Karar, davalı tarafından süresinde temyiz edilmiş olmakla; Tetkik Hakimi . raporu okundu. Düşüncesi alındı. Dosya incelendi. Gereği görüşülüp, düşünüldü.
Dava, çaplı taşınmaza elatmanın önlenmesi ve ecrimisil isteğine ilişkindir.
Mahkemece, elatma isteği konusuz kaldığından karar verilmesine yerolmadığına, ecrimisil isteğinin kabulüne karar verilmiştir.
Toplanan delillerden ve tüm dosya içeriğinden; ev ve bahçe cinsli taşınmazın davacı ile dava dışı kişiler adına paylı mülkiyet üzere kayıtlı olduğu, taşınmazda yeralan binada davalının oturduğu, ancak yargılama aşamasında 12.02.2009 tarihli celsede davacı vekilinin, davalının taşınmazı tahliye ettiğini bildirdiği anlaşılmaktadır.
Bu durumda elatmanın önlenmesi bakımından dava konusuz kaldığından karar verilmesine yer olmadığına karar verilmiş olmasında bir isabetsizlik bulunmamaktadır. Bu yöne ilişkin temyiz itirazları yerinde değildir. Reddine.
Davalının ecrimisile ilişkin temyizine gelince; tarafların beyanlarından davalının uzun yıllardır çekişme konusu yerde ikamet ettiği sabittir.
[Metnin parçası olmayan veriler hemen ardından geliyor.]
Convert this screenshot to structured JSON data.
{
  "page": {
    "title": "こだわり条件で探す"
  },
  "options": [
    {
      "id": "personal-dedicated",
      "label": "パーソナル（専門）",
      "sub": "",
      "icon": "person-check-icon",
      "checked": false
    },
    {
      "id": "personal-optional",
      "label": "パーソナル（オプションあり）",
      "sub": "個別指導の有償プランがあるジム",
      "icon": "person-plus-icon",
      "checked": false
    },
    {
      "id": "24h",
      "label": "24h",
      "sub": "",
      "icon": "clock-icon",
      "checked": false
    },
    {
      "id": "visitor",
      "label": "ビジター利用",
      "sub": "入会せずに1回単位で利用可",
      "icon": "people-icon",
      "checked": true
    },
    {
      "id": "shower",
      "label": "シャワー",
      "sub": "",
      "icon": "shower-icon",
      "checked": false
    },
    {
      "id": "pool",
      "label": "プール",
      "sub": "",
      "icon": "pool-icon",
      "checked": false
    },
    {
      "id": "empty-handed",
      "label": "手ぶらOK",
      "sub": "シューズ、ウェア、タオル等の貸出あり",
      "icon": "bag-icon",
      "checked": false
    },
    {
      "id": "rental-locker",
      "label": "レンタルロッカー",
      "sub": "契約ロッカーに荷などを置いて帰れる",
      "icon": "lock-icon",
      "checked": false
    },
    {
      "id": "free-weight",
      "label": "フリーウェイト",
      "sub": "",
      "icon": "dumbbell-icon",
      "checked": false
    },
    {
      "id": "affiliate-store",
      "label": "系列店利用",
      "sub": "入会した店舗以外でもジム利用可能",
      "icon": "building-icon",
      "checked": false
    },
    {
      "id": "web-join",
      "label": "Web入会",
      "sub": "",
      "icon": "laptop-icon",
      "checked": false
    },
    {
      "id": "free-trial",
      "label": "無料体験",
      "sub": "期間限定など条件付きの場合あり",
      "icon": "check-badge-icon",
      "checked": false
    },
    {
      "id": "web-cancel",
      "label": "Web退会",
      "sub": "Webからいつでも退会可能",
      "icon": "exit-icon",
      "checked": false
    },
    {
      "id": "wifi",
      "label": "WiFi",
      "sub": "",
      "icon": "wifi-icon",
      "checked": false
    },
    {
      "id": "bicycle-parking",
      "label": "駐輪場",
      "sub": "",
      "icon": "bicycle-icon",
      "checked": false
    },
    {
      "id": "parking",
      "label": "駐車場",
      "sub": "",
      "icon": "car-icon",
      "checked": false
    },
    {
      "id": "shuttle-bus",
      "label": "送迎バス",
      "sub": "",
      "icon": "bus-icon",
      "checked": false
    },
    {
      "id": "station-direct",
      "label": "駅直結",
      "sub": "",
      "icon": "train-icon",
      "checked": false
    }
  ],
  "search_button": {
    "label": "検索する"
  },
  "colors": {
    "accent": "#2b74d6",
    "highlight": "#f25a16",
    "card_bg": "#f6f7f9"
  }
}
Bilindiği üzere; ecrimisil, diğer bir deyişle işgal tazminatı, kayıt malikinin, kötüniyetli zilyetten isteyebileceği bir bedeldir. Davacı, davalının bu yeri kullanmasına uzun süre ses çıkarmadığına göre, taşınmazın muvafakata dayalı olarak kullanıldığı kabul edilmelidir. Davacı, muvafakatını 2008 yılında keşide ettiği ihtarname ile geri aldığına göre; ihtarname de verilen sürenin bitim tarihi ile, davanın açıldığı tarih arasındaki dönem için davacının payına isabet eden
ecrimisil hesaplanarak bunun hüküm altına alınması gerekirken, davalının, davacının muvafakatına dayalı oturduğu dönemi de kapsar biçimde ecrimisile hükmedilmesi doğru olmadığı gibi, 04.03.1953 tarih, 10/2 sayılı İçtihadı Birleştirme Kararı uyarınca dava değeri; elatılan yerin değeri ile birlikte hüküm altına alınan ecrimisilin toplamı olduğundan, bu değer üzerinden davacı lehine tek avukatlık parasına hükmedilmesi gerekirken iki ayrı avukatlık parasının hüküm altına alınmış olması da isabetsizdir.
Davalının, belirtilen sebeplerle temyiz itirazları yerindedir. Kabulü ile hükmün açıklanan nedenlerden ötürü HUMK."nun 428.maddesi gereğince BOZULMASINA, alınan peşin harcın temyiz edene geri verilmesine, 21.4.2011 tarihinde oybirliğiyle karar verildi.